Ihr spontane Antwort (sinngemäß zusammengefasst): Der Tango hat mein Leben bereichert, weil ich neue Bekannte gefunden habe. Aber er schränkt gelegentlich auch die Freundschaft zu Menschen ein, die nichts mit ihm zu tun haben. Und wenn ich einen Urlaub plane, schau ich gleich, obs da auch eine Milonga gibt. Undsoweiter. Auf dieser Ebene hätte ich auch argumentiert.
Tango ist für uns ein wichtiges, manchmal etwas zu wichtiges, weil höchst raumgreifendes Freizeitvergnügen. Um seiner Übermacht entgegen zu wirken, organsisieren wir uns seit einer Zeit regelmäßig Theaterabende. Zum Besuch von Museen komme ich als Rentner besser als meine berufstätige Partnerin. Manchmal sind die Karten für das Deutsche Theater oder die Komische Oper inzwischen sogar wichtiger als eine der seltenen Milongas mit Livemusik, die wir beide so sehr schätzen. Aber weder von dem Geschehen auf den einen noch auf den anderen Brettern, die angeblich die Welt bedeuten, erwarte ich deren Rettung oder auch nur Verbesserung. Beide bieten Kontrast. Erholung von ihren Fährnissen. Wenn’s gut geht. Wenn nicht, gibt’s Langeweile, Ärger, zusätzlichen Stress.
War’s das? Nicht ganz. Etwas Begeisterung soll schon sein. Mir als eher unsportlichem Mann hat der Tango zu einem bewussteren Umgang mit meinem Körper und, ja, auch mit meiner Männlichkeit verholfen. Ich führe. Auf der Tanzfläche. (*) Aber wo bleibt der vielzitierte „Spinoff“-Effekt dieser Entschiedenheit, aber auch der Sensibilität für die Bewegungen meiner Tanzpartnerin, im wirklichen Leben? Na ja… Weder die Selbstwahrnehmung noch die Beobachtung anderer Tangoindividuen nähren diesbezüglich meinen Enthusiasmus – selbst wenn Tangoübungen ähnlich wie kollektives Durchschlagen in freier Natur inzwischen Eingang in Seminare für Manager gefunden haben.

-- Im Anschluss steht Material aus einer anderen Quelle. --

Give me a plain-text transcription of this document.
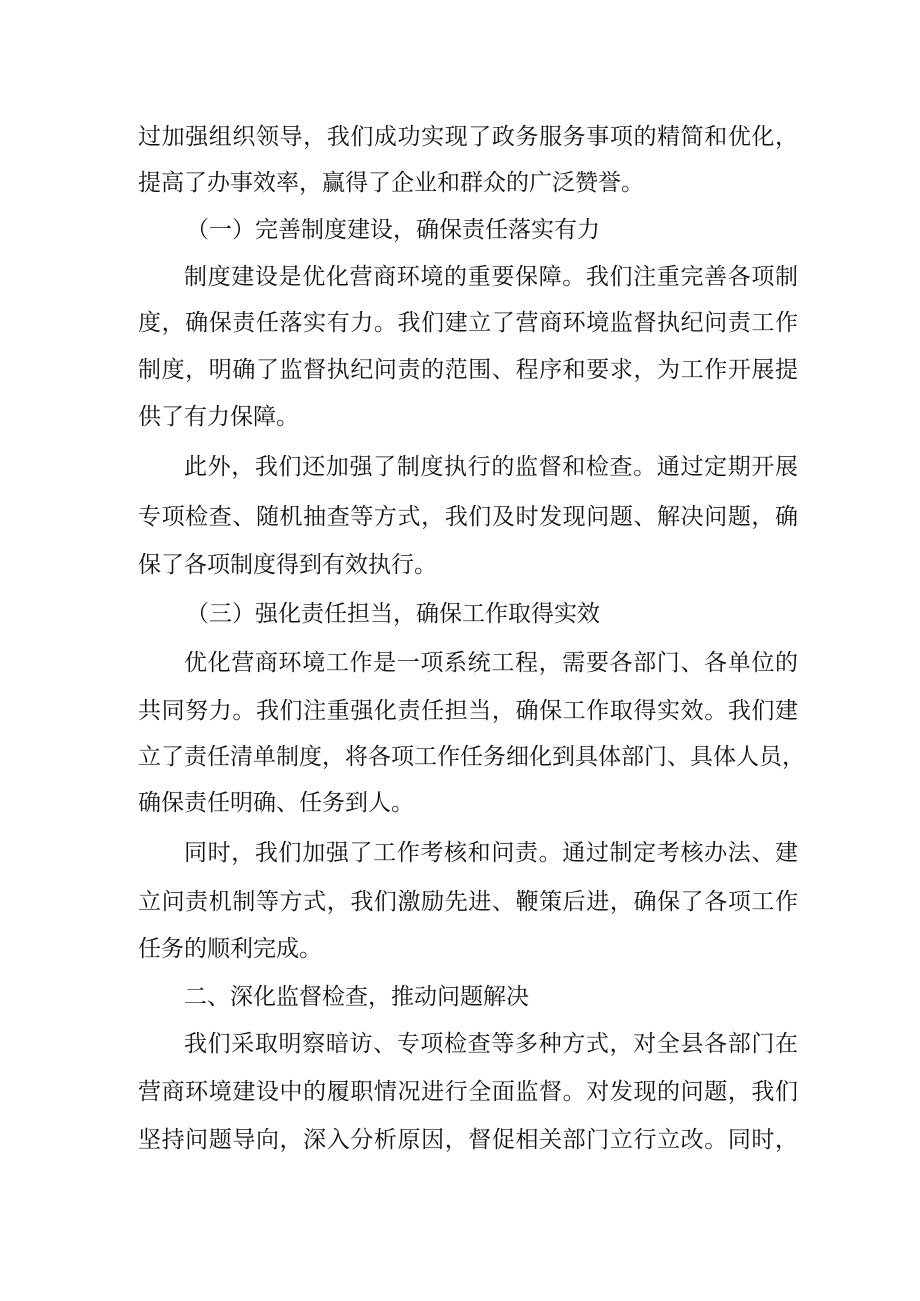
过加强组织领导，我们成功实现了政务服务事项的精简和优化，
提高了办事效率，赢得了企业和群众的广泛赞誉。
（一）完善制度建设，确保责任落实有力
制度建设是优化营商环境的重要保障。我们注重完善各项制
度，确保责任落实有力。我们建立了营商环境监督执纪问责工作
制度，明确了监督执纪问责的范围、程序和要求，为工作开展提
供了有力保障。
此外，我们还加强了制度执行的监督和检查。通过定期开展
专项检查、随机抽查等方式，我们及时发现问题、解决问题，确
保了各项制度得到有效执行。
（三）强化责任担当，确保工作取得实效
优化营商环境工作是一项系统工程，需要各部门、各单位的
共同努力。我们注重强化责任担当，确保工作取得实效。我们建
立了责任清单制度，将各项工作任务细化到具体部门、具体人员，
确保责任明确、任务到人。
同时，我们加强了工作考核和问责。通过制定考核办法、建
立问责机制等方式，我们激励先进、鞭策后进，确保了各项工作
任务的顺利完成。
二、深化监督检查，推动问题解决
我们采取明察暗访、专项检查等多种方式，对全县各部门在
营商环境建设中的履职情况进行全面监督。对发现的问题，我们
坚持问题导向，深入分析原因，督促相关部门立行立改。同时，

Und noch eins: Angefangen hat diese Entwicklung nicht erst mit dem ersten Paso ba´sico, sondern erheblich früher – als ich überhaupt mit dem Paartanz begonnen habe. Mit einer Partnerin zu Musik, die ich mag, einen wortlosen Dialog zu zelebrieren, das hab’ ich zunächst mit Foxtrott, Rumba und Walzer gelernt. Tango zu tanzen, war ein wichtiger Schritt weiter, weil er eine größere Freiheit des persönlichen Ausdrucks ermöglicht. Wenn’s ideal läuft (was eher selten vorkommt), grenzt ein gelungener Tango an Meditation. Aber ich bin erstens glücklich verheiratet und zweitens nicht hinreichend spirituell veranlagt, um mehr zu erwarteten, als was sich auf der Pista abspielt. Es solo un baile. Es ist nur ein Tanz.

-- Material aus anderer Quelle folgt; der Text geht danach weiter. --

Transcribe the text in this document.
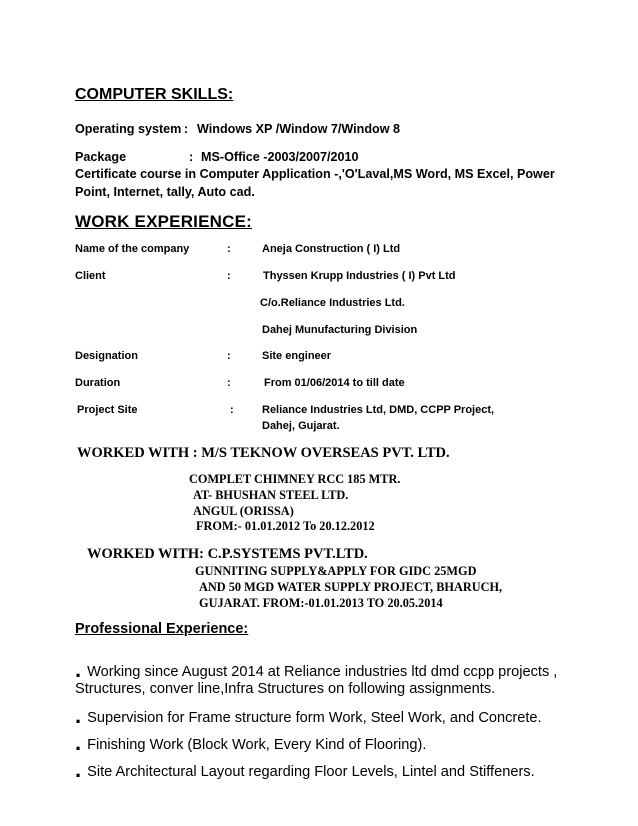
COMPUTER SKILLS:
Operating system : Windows XP /Window 7/Window 8
Package	: MS-Office -2003/2007/2010
Certificate course in Computer Application -,'O'Laval,MS Word, MS Excel, Power
Point, Internet, tally, Auto cad.
WORK EXPERIENCE:
Name of the company	:	Aneja Construction ( I) Ltd
Client	:	Thyssen Krupp Industries ( I) Pvt Ltd
C/o.Reliance Industries Ltd.
Dahej Munufacturing Division
Designation	:	Site engineer
Duration	:	From 01/06/2014 to till date
Project Site	:	Reliance Industries Ltd, DMD, CCPP Project,
Dahej, Gujarat.
WORKED WITH : M/S TEKNOW OVERSEAS PVT. LTD.
COMPLET CHIMNEY RCC 185 MTR.
AT- BHUSHAN STEEL LTD.
ANGUL (ORISSA)
FROM:- 01.01.2012 To 20.12.2012
WORKED WITH: C.P.SYSTEMS PVT.LTD.
GUNNITING SUPPLY&APPLY FOR GIDC 25MGD
AND 50 MGD WATER SUPPLY PROJECT, BHARUCH,
GUJARAT. FROM:-01.01.2013 TO 20.05.2014
Professional Experience:
. Working since August 2014 at Reliance industries ltd dmd ccpp projects ,
Structures, conver line,Infra Structures on following assignments.
. Supervision for Frame structure form Work, Steel Work, and Concrete.
. Finishing Work (Block Work, Every Kind of Flooring).
. Site Architectural Layout regarding Floor Levels, Lintel and Stiffeners.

(*) Die aktuelle Debatte über die Verflüssigung der Rollenmuster im Tango lasse ich jetzt einmal außen vor.
2 Comments
Finde das einen großartigen Beitrag und sehe es ähnlich.
“Der Tango” ist weder Rettung noch die “eierlegende Wollmilchsau”, aber irgendwie auch doch, ein bisschen!?
Der Tango kann uns über schwierige Zeiten hinweghelfen…muss er aber nicht. Tango kann eine erfüllende Freizeitaktivität sein…oder eben nur eine von mehreren. Tango kann uns die Nähe geben, die wir im Alltag vermissen…aber eine Milonga ist keine Partnerbörse oder doch? Tango kann unser Sport sein…wichtiger wäre aber die “richtigen” Bewegungen zu machen, um für den Tango fit zu sein. Das sind nur einige Beispiele von unendlich vielen. Wir können den Tango verstehen oder missverstehen, wie können ihn gebrauchen oder missbrauchen.
Damit meine ich, Grenzen verschwimmen und der Tango wird manchmal zu etwas erhoben, was er nicht ist…oder für einige Menschen eben doch ist….und dann ist womöglich auch mal eine Ent-täuschung vorprogrammiert.
In jedem Fall haben wir mit ähnlichen zwischenmenschlichen Problemen zu tun, wie im sonstigen Leben auch…warum soll es beim Tango anders sein?
Für mich ist ein Leben neben dem Tango wichtig. Ich möchte wählen können und nicht vom Tango abhängig sein.
Wenn ich lieber mal im Schnee spazieren gehe, als auf einer Nachmittagsmilonga zu sein, finde ich das sehr gesund. Es macht mich frei von dem Anspruch, dass der Tango alle meine Bedürfnisse erfüllen soll 😉
Spazieren gehen: Ja. Im Schnee? Muss nicht. Ansonsten kann ich Dir nur zustimmen, mari. Vielen Dank für Deinen Kommentar.